Leeuwenberg Artuur M, van Smeden Maarten, Langendijk Johannes A, van der Schaaf Arjen, Mauer Murielle E, Moons Karel G M, Reitsma Johannes B, Schuit Ewoud
Julius Center for Health Sciences and Primary Care, University Medical Center Utrecht, Utrecht University, Utrecht, The Netherlands.
Department of Radiation Oncology, University Medical Center Groningen, Groningen University, Groningen, The Netherlands.
Diagn Progn Res. 2022 Jan 11;6(1):1. doi: 10.1186/s41512-021-00115-5.
Clinical prediction models are developed widely across medical disciplines. When predictors in such models are highly collinear, unexpected or spurious predictor-outcome associations may occur, thereby potentially reducing face-validity of the prediction model. Collinearity can be dealt with by exclusion of collinear predictors, but when there is no a priori motivation (besides collinearity) to include or exclude specific predictors, such an approach is arbitrary and possibly inappropriate.

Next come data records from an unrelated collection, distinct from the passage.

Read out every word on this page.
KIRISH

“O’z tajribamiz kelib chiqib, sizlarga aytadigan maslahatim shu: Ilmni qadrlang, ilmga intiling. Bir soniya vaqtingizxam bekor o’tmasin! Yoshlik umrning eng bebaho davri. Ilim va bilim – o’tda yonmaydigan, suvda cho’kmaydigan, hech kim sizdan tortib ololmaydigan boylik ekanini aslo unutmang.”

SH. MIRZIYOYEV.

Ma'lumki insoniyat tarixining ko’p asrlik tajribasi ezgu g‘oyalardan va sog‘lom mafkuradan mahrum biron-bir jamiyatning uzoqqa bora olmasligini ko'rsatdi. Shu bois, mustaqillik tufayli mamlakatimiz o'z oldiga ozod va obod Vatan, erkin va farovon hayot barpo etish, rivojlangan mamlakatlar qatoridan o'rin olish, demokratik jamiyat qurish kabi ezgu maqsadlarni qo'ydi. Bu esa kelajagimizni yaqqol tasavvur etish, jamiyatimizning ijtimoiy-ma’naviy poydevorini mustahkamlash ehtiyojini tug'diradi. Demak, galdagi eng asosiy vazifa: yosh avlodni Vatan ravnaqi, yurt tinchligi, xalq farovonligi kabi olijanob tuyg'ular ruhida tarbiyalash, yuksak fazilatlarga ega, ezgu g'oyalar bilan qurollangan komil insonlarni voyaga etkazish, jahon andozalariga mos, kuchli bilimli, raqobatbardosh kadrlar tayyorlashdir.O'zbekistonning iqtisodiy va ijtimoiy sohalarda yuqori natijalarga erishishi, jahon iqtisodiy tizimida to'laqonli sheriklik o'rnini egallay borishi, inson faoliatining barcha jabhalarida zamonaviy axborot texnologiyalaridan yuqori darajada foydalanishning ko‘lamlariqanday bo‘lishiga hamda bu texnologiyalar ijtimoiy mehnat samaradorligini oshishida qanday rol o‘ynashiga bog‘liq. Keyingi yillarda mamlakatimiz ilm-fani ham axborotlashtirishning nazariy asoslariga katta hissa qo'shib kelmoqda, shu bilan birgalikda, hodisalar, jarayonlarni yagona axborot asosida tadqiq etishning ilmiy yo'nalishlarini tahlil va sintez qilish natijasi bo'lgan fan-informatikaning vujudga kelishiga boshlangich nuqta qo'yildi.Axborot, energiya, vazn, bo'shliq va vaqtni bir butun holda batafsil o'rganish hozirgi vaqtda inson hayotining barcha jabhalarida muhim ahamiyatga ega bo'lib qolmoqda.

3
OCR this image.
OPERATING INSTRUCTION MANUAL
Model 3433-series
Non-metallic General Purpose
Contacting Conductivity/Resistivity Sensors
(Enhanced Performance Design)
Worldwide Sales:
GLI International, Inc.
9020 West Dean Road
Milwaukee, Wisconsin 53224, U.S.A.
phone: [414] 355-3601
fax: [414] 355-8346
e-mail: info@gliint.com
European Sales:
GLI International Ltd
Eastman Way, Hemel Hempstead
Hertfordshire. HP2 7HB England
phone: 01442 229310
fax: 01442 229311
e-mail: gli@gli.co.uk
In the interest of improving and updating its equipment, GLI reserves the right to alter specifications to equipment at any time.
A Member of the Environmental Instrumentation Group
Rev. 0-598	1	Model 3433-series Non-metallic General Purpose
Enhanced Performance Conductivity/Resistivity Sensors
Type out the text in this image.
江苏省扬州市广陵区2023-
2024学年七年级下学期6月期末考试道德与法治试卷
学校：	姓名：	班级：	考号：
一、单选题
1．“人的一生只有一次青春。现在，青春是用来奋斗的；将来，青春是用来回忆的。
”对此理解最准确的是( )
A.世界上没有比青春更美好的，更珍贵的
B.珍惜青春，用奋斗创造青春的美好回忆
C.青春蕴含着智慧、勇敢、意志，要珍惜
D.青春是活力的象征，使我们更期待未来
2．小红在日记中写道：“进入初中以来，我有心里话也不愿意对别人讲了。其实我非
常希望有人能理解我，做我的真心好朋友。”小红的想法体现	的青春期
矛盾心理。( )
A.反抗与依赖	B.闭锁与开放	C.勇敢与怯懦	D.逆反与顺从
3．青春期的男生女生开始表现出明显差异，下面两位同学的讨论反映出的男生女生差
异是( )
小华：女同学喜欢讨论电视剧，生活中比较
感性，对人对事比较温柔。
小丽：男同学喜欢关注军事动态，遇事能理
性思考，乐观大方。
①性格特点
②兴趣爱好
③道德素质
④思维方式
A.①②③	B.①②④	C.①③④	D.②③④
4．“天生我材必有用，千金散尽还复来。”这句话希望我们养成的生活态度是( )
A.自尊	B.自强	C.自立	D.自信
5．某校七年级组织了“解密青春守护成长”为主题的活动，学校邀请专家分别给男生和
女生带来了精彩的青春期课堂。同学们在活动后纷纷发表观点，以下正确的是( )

We compare different methods to address collinearity, including shrinkage, dimensionality reduction, and constrained optimization. The effectiveness of these methods is illustrated via simulations.
In the conducted simulations, no effect of collinearity was observed on predictive outcomes (AUC, R, Intercept, Slope) across methods. However, a negative effect of collinearity on the stability of predictor selection was found, affecting all compared methods, but in particular methods that perform strong predictor selection (e.g., Lasso). Methods for which the included set of predictors remained most stable under increased collinearity were Ridge, PCLR, LAELR, and Dropout.
Based on the results, we would recommend refraining from data-driven predictor selection approaches in the presence of high collinearity, because of the increased instability of predictor selection, even in relatively high events-per-variable settings. The selection of certain predictors over others may disproportionally give the impression that included predictors have a stronger association with the outcome than excluded predictors.
临床预测模型在各个医学学科中广泛开发。当此类模型中的预测变量高度共线时,可能会出现意外或虚假的预测变量 - 结果关联,从而可能降低预测模型的表面效度。可以通过排除共线预测变量来处理共线性,但当没有先验动机(除共线性外)来纳入或排除特定预测变量时,这种方法是任意的,可能不合适。
我们比较了处理共线性的不同方法,包括收缩、降维和约束优化。通过模拟说明了这些方法的有效性。
在进行的模拟中,未观察到共线性对各方法的预测结果(AUC、R、截距、斜率)有影响。然而,发现共线性对预测变量选择的稳定性有负面影响,影响所有比较的方法,但对执行强预测变量选择的方法(例如套索)影响尤其明显。在共线性增加的情况下,所纳入的预测变量集保持最稳定的方法是岭回归、主成分逻辑回归、局部自适应弹性网回归和随机失活。
基于这些结果,我们建议在存在高共线性的情况下避免使用数据驱动的预测变量选择方法,因为预测变量选择的不稳定性增加,即使在相对较高的每变量事件设置中也是如此。选择某些预测变量而非其他预测变量可能会不成比例地给人一种印象,即纳入的预测变量与结果的关联比排除的预测变量更强。